Спи, Манечка. Спи. Летай в своих сновидениях в тех местах, где вечное лето. Улыбайся во сне немолодым лицом. Спи, старая девочка. Зима близко. Но ты пока спи…
Князь ты мой прекрасный
Долгая жизнь женщины
Первый раз утопилась я, когда был на исходе восемнадцатый век, а может, начало девятнадцатого. Трудно теперь сказать, разве упомнишь все. Первую свою жизнь помню смутно. Жара, мухи, бесконечный плач ребенка. Мой ли? Брата? Сестры? Запах один в памяти сохранился — запах нагретого, кислого, родного. Теперь так не пахнет. Может, я оттого ничего не помню, что и мыслей у меня в ту пору не было, — одни чувства, а кто их помнит? Но князь мой легко встает перед глазами: одна бровь вздернута, глаза светлые, а смеется так, что и не понять — гневен ли, весел… Я во второй жизни была на том месте, где впервые князя встретила. Липы только разрослись, а так все то же: и беседка, и берег, и девушка голая, лишь на животе срамное слово написано. (Это, понятно, уж потом написали, а в восемнадцатом веке и князь мой не очень чтоб писать умел.) И что это было тогда со мной? Может, и не любовь, а так, прикосновение одно… И слов не говорилось никаких. Какие уж слова, просвещение или Вольтер, ежели схватил меня князь в охапку как была, мокрую, нагишом (купалась я на пруду вечером, самый покос был) да и улегся со мной под той девушкой из белого мрамора.
Сумерки ложились светлые, голоса доносились из деревни вроде и не людские, а птичьи. И ужас мой был, как у птицы, когда берут ее в ладонь, а она затихает, но сердце бьется часто-часто. Потом князь лежал на спине, глядя в темнеющее небо. Его рука тяжело откинулась мне на горло, мешая дышать, но я не шевельнулась. Он заставил меня подняться, поставил рядом со статуей, сравнивая, и не заметил в сумерках моего заплаканного лица, а лишь светящееся белизной тело. «Шутка природы», — сказал он наконец, сел на своего гнедого и уехал.
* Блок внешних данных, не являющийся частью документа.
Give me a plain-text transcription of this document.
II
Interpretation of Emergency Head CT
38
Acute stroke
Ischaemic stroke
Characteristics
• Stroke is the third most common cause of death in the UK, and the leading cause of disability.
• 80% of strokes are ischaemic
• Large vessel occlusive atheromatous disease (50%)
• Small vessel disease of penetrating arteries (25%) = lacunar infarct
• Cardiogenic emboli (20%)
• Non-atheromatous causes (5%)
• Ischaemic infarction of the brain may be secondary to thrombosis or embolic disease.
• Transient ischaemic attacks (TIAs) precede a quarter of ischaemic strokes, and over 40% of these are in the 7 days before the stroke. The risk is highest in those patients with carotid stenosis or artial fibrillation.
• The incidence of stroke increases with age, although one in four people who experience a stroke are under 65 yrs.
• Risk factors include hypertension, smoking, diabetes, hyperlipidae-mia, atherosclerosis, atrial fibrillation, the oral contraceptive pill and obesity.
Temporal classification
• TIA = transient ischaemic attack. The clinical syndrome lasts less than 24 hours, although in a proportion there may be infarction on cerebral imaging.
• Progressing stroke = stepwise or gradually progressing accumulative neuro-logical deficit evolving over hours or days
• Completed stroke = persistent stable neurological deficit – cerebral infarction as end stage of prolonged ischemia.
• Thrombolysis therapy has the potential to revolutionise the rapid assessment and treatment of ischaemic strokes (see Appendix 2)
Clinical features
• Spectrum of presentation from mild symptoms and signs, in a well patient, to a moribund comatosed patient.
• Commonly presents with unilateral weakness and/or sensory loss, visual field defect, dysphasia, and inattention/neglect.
После в деревне говорили, что я утопилась, потому что была брюхата. И что за рабское рассуждение? Кто у нас из красивых девок и баб не бывал брюхат от наших князей? Господское семя, известно, въедливо… Нет, это тоска, тоска по светлым бешеным глазам его загнала меня в омут…
Встретила меня, как и всех утонувших в тот год женщин, Великая Матерь. Нынешние уже не видят ее, она не является боле, собрав воедино великолепное, грозное свое тело. Но тогда мы еще видели ее воочию.
…Сколько времени продолжалось мое беспамятство с той минуты, когда задушили мой последний вздох тяжелые воды омута? Плыла во тьме обрывком мелодии, стона, без тела, без мыслей. А затем вдруг вылилась, застыла собой, единственной и неповторимой, и кто-то произнес: «Моя». И я, а со мной еще три, окунувшиеся в воды смерти, стали служить ей — Великой Матери. О! Служба эта была радостной и легкой! Что может быть легче, чем мелькнуть в перелеске голым смуглым плечом, рассыпать смех в осеннем березняке, чтобы важный господин замер как громом пораженный… Что может быть легче, чем ненастной «воробьиной» ночью зашептать что-то щекотно и горячо на ухо едущему в телеге мужику, чтоб он, перекрестившись неверной рукой, погнал к селу бедную кобылу, а дома вдруг неожиданно для себя притиснул в сенцах жену, словно в первый год после свадьбы… Что может быть легче, чем в каморке под чердаком лечь на постель к одинокому нищему человеку и войти в его сон так голо и нежно, что он проснется от своего стона… Всему в страсти обучила меня Великая. Я могла лепетать горячие слова, холодеть телом, как девственница, и вонять серой, словно дьяволица.
— Зачем? — спросила я однажды у нее, спросила после того, как юноша, к которому я пришла дважды, повесился.
— Чтобы поняли, — ответила она. — Юноша был слаб, сильный бы понял.
— Что понял? — вновь спросила я.
— Себя, — сказала Матерь, но я не поняла ответа.